We have just held a fantastic conference called Talent, Recruitment and Employment Conference (TREC) and for the first time we had HR, talent and in-house recruiters in the room with recruitment agencies. Many from both sides of the fence thought that this would be a mistake, as our differences would come to the fore and progress would be limited. However, nothing could have been further from the truth. If we look at the talent and resourcing issues organisations are experiencing then we have a common interest in looking for solutions.
The recruitment industry is now bigger than before the financial crises and recession. So I struggle to see why so many consultants still see in-house recruiters as a problem? Clients are becoming more clever and sophisticated in their resourcing strategies. They now have many of the same tools, be that job boards, social media or ATSs. The more thoughtful organisations are likely to continue using agencies but only when it's clear about the value they add.
I was talking to a large IT and engineering recruiter recently who said that they were very fearful about the rise of the in-house recruiter. He admitted that they had lost a lot of easy-to-do assignments to in-house teams, but said they earned greater amounts by focusing on more senior and difficult to fill roles. They were acknowledged more by the client for their expertise and were being more successful because they were only undertaking activity that the clients couldn't or didn't want to do themselves.
The same goes for the talent and in-house community. You own the recruitment process, the employer brand and decide when to use agencies, so why the animosity? Clearly if good quality feedback is provided, the chosen recruiters work to external professional standards and the unproductive behaviour both sides experience at times will be eliminated. Partnerships work best with clarity, trust and a shared agenda. Helping attract the right talent for an organisation is that agenda.

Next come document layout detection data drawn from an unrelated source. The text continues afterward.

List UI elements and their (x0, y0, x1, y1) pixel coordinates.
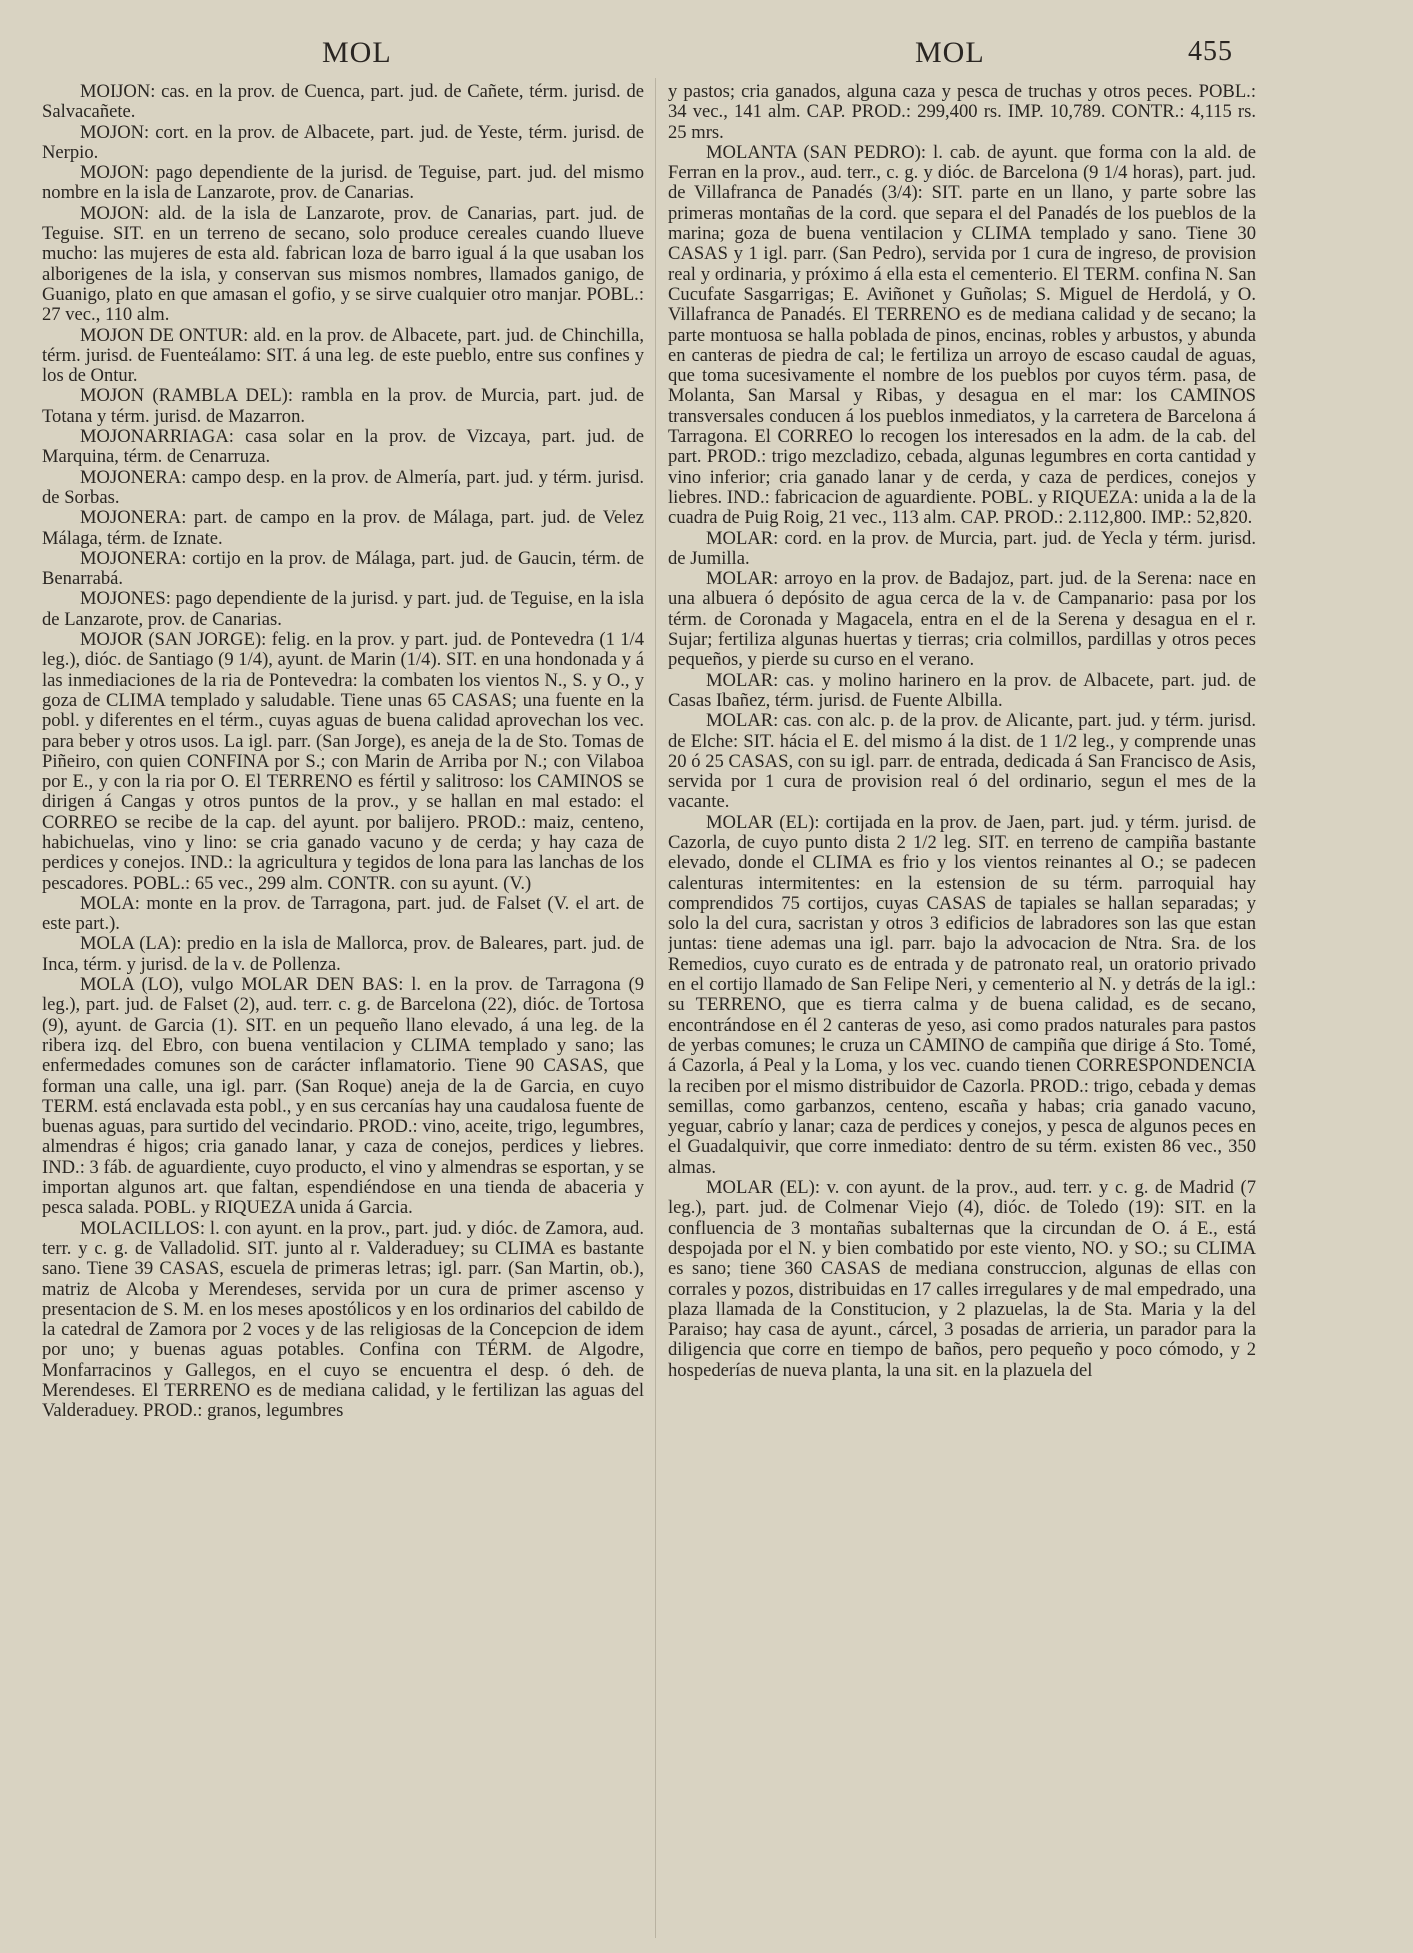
entry: MOLANTA (SAN PEDRO): l. cab. de ayunt. que forma con la ald. de Ferran en la prov., aud. terr., c. g. y dióc. de Barcelona (9 1/4 horas), part. jud. de Villafranca de Panadés (3/4): SIT. parte en un llano, y parte sobre las primeras montañas de la cord. que separa el del Panadés de los pueblos de la marina; goza de buena ventilacion y CLIMA templado y sano. Tiene 30 CASAS y 1 igl. parr. (San Pedro), servida por 1 cura de ingreso, de provision real y ordinaria, y próximo á ella esta el cementerio. El TERM. confina N. San Cucufate Sasgarrigas; E. Aviñonet y Guñolas; S. Miguel de Herdolá, y O. Villafranca de Panadés. El TERRENO es de mediana calidad y de secano; la parte montuosa se halla poblada de pinos, encinas, robles y arbustos, y abunda en canteras de piedra de cal; le fertiliza un arroyo de escaso caudal de aguas, que toma sucesivamente el nombre de los pueblos por cuyos térm. pasa, de Molanta, San Marsal y Ribas, y desagua en el mar: los CAMINOS transversales conducen á los pueblos inmediatos, y la carretera de Barcelona á Tarragona. El CORREO lo recogen los interesados en la adm. de la cab. del part. PROD.: trigo mezcladizo, cebada, algunas legumbres en corta cantidad y vino inferior; cria ganado lanar y de cerda, y caza de perdices, conejos y liebres. IND.: fabricacion de aguardiente. POBL. y RIQUEZA: unida a la de la cuadra de Puig Roig, 21 vec., 113 alm. CAP. PROD.: 2.112,800. IMP.: 52,820. (668, 141, 1256, 529)
entry: MOJON: cort. en la prov. de Albacete, part. jud. de Yeste, térm. jurisd. de Nerpio. (42, 121, 644, 163)
text-columns (42, 82, 1256, 1937)
entry-continuation: y pastos; cria ganados, alguna caza y pesca de truchas y otros peces. POBL.: 34 vec., 141 alm. CAP. PROD.: 299,400 rs. IMP. 10,789. CONTR.: 4,115 rs. 25 mrs. (668, 82, 1256, 143)
entry: MOLAR: cas. y molino harinero en la prov. de Albacete, part. jud. de Casas Ibañez, térm. jurisd. de Fuente Albilla. (668, 669, 1256, 711)
entry: MOLAR: arroyo en la prov. de Badajoz, part. jud. de la Serena: nace en una albuera ó depósito de agua cerca de la v. de Campanario: pasa por los térm. de Coronada y Magacela, entra en el de la Serena y desagua en el r. Sujar; fertiliza algunas huertas y tierras; cria colmillos, pardillas y otros peces pequeños, y pierde su curso en el verano. (668, 568, 1256, 671)
entry: MOJONERA: part. de campo en la prov. de Málaga, part. jud. de Velez Málaga, térm. de Iznate. (42, 507, 644, 549)
entry: MOLAR: cas. con alc. p. de la prov. de Alicante, part. jud. y térm. jurisd. de Elche: SIT. hácia el E. del mismo á la dist. de 1 1/2 leg., y comprende unas 20 ó 25 CASAS, con su igl. parr. de entrada, dedicada á San Francisco de Asis, servida por 1 cura de provision real ó del ordinario, segun el mes de la vacante. (668, 710, 1256, 813)
entry: MOLA (LO), vulgo MOLAR DEN BAS: l. en la prov. de Tarragona (9 leg.), part. jud. de Falset (2), aud. terr. c. g. de Barcelona (22), dióc. de Tortosa (9), ayunt. de Garcia (1). SIT. en un pequeño llano elevado, á una leg. de la ribera izq. del Ebro, con buena ventilacion y CLIMA templado y sano; las enfermedades comunes son de carácter inflamatorio. Tiene 90 CASAS, que forman una calle, una igl. parr. (San Roque) aneja de la de Garcia, en cuyo TERM. está enclavada esta pobl., y en sus cercanías hay una caudalosa fuente de buenas aguas, para surtido del vecindario. PROD.: vino, aceite, trigo, legumbres, almendras é higos; cria ganado lanar, y caza de conejos, perdices y liebres. IND.: 3 fáb. de aguardiente, cuyo producto, el vino y almendras se esportan, y se importan algunos art. que faltan, espendiéndose en una tienda de abaceria y pesca salada. POBL. y RIQUEZA unida á Garcia. (42, 974, 644, 1219)
running-head-right: MOL (915, 36, 985, 69)
page-number: 455 (1188, 36, 1233, 67)
entry: MOIJON: cas. en la prov. de Cuenca, part. jud. de Cañete, térm. jurisd. de Salvacañete. (42, 82, 644, 123)
entry: MOJON DE ONTUR: ald. en la prov. de Albacete, part. jud. de Chinchilla, térm. jurisd. de Fuenteálamo: SIT. á una leg. de este pueblo, entre sus confines y los de Ontur. (42, 324, 644, 387)
entry: MOJONERA: campo desp. en la prov. de Almería, part. jud. y térm. jurisd. de Sorbas. (42, 466, 644, 508)
entry: MOJON: ald. de la isla de Lanzarote, prov. de Canarias, part. jud. de Teguise. SIT. en un terreno de secano, solo produce cereales cuando llueve mucho: las mujeres de esta ald. fabrican loza de barro igual á la que usaban los alborigenes de la isla, y conservan sus mismos nombres, llamados ganigo, de Guanigo, plato en que amasan el gofio, y se sirve cualquier otro manjar. POBL.: 27 vec., 110 alm. (42, 202, 644, 326)
entry: MOLACILLOS: l. con ayunt. en la prov., part. jud. y dióc. de Zamora, aud. terr. y c. g. de Valladolid. SIT. junto al r. Valderaduey; su CLIMA es bastante sano. Tiene 39 CASAS, escuela de primeras letras; igl. parr. (San Martin, ob.), matriz de Alcoba y Merendeses, servida por un cura de primer ascenso y presentacion de S. M. en los meses apostólicos y en los ordinarios del cabildo de la catedral de Zamora por 2 voces y de las religiosas de la Concepcion de idem por uno; y buenas aguas potables. Confina con TÉRM. de Algodre, Monfarracinos y Gallegos, en el cuyo se encuentra el desp. ó deh. de Merendeses. El TERRENO es de mediana calidad, y le fertilizan las aguas del Valderaduey. PROD.: granos, legumbres (42, 1217, 644, 1422)
entry: MOLA (LA): predio en la isla de Mallorca, prov. de Baleares, part. jud. de Inca, térm. y jurisd. de la v. de Pollenza. (42, 933, 644, 975)
running-head-left: MOL (322, 36, 392, 69)
entry: MOJONARRIAGA: casa solar en la prov. de Vizcaya, part. jud. de Marquina, térm. de Cenarruza. (42, 426, 644, 468)
right-column (668, 82, 1256, 1937)
entry: MOJONERA: cortijo en la prov. de Málaga, part. jud. de Gaucin, térm. de Benarrabá. (42, 547, 644, 590)
entry: MOLAR (EL): cortijada en la prov. de Jaen, part. jud. y térm. jurisd. de Cazorla, de cuyo punto dista 2 1/2 leg. SIT. en terreno de campiña bastante elevado, donde el CLIMA es frio y los vientos reinantes al O.; se padecen calenturas intermitentes: en la estension de su térm. parroquial hay comprendidos 75 cortijos, cuyas CASAS de tapiales se hallan separadas; y solo la del cura, sacristan y otros 3 edificios de labradores son las que estan juntas: tiene ademas una igl. parr. bajo la advocacion de Ntra. Sra. de los Remedios, cuyo curato es de entrada y de patronato real, un oratorio privado en el cortijo llamado de San Felipe Neri, y cementerio al N. y detrás de la igl.: su TERRENO, que es tierra calma y de buena calidad, es de secano, encontrándose en él 2 canteras de yeso, asi como prados naturales para pastos de yerbas comunes; le cruza un CAMINO de campiña que dirige á Sto. Tomé, á Cazorla, á Peal y la Loma, y los vec. cuando tienen CORRESPONDENCIA la reciben por el mismo distribuidor de Cazorla. PROD.: trigo, cebada y demas semillas, como garbanzos, centeno, escaña y habas; cria ganado vacuno, yeguar, cabrío y lanar; caza de perdices y conejos, y pesca de algunos peces en el Guadalquivir, que corre inmediato: dentro de su térm. existen 86 vec., 350 almas. (668, 811, 1256, 1178)
entry: MOLAR (EL): v. con ayunt. de la prov., aud. terr. y c. g. de Madrid (7 leg.), part. jud. de Colmenar Viejo (4), dióc. de Toledo (19): SIT. en la confluencia de 3 montañas subalternas que la circundan de O. á E., está despojada por el N. y bien combatido por este viento, NO. y SO.; su CLIMA es sano; tiene 360 CASAS de mediana construccion, algunas de ellas con corrales y pozos, distribuidas en 17 calles irregulares y de mal empedrado, una plaza llamada de la Constitucion, y 2 plazuelas, la de Sta. Maria y la del Paraiso; hay casa de ayunt., cárcel, 3 posadas de arrieria, un parador para la diligencia que corre en tiempo de baños, pero pequeño y poco cómodo, y 2 hospederías de nueva planta, la una sit. en la plazuela del (668, 1177, 1256, 1381)
entry: MOLAR: cord. en la prov. de Murcia, part. jud. de Yecla y térm. jurisd. de Jumilla. (668, 527, 1256, 569)
page-header (0, 36, 1413, 80)
entry: MOLA: monte en la prov. de Tarragona, part. jud. de Falset (V. el art. de este part.). (42, 892, 644, 935)
entry: MOJOR (SAN JORGE): felig. en la prov. y part. jud. de Pontevedra (1 1/4 leg.), dióc. de Santiago (9 1/4), ayunt. de Marin (1/4). SIT. en una hondonada y á las inmediaciones de la ria de Pontevedra: la combaten los vientos N., S. y O., y goza de CLIMA templado y saludable. Tiene unas 65 CASAS; una fuente en la pobl. y diferentes en el térm., cuyas aguas de buena calidad aprovechan los vec. para beber y otros usos. La igl. parr. (San Jorge), es aneja de la de Sto. Tomas de Piñeiro, con quien CONFINA por S.; con Marin de Arriba por N.; con Vilaboa por E., y con la ria por O. El TERRENO es fértil y salitroso: los CAMINOS se dirigen á Cangas y otros puntos de la prov., y se hallan en mal estado: el CORREO se recibe de la cap. del ayunt. por balijero. PROD.: maiz, centeno, habichuelas, vino y lino: se cria ganado vacuno y de cerda; y hay caza de perdices y conejos. IND.: la agricultura y tegidos de lona para las lanchas de los pescadores. POBL.: 65 vec., 299 alm. CONTR. con su ayunt. (V.) (42, 629, 644, 894)
entry: MOJONES: pago dependiente de la jurisd. y part. jud. de Teguise, en la isla de Lanzarote, prov. de Canarias. (42, 588, 644, 630)
left-column (42, 82, 644, 1937)
entry: MOJON: pago dependiente de la jurisd. de Teguise, part. jud. del mismo nombre en la isla de Lanzarote, prov. de Canarias. (42, 162, 644, 204)
entry: MOJON (RAMBLA DEL): rambla en la prov. de Murcia, part. jud. de Totana y térm. jurisd. de Mazarron. (42, 385, 644, 427)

Another area of possible collaboration that emerged at our conference was that of employers looking to work with other businesses where they have a shared issue of talent attraction and early-career development. Clearly this would be difficult with direct competitors but similar-sized organisations, with a comparable geographical footprint and skill requirements may be better off working together, rather than competing for the same talent. In the future we could see organisations running shared graduate or first jobber programs.
The impending talent crisis calls for clients and recruiters to work together to innovate new and different solutions. It's in all our best interests that our businesses have the talent they need to succeed, because this creates further growth and employment.
So let’s stop being defensive, stop looking for differences and collaborate for the benefit of all.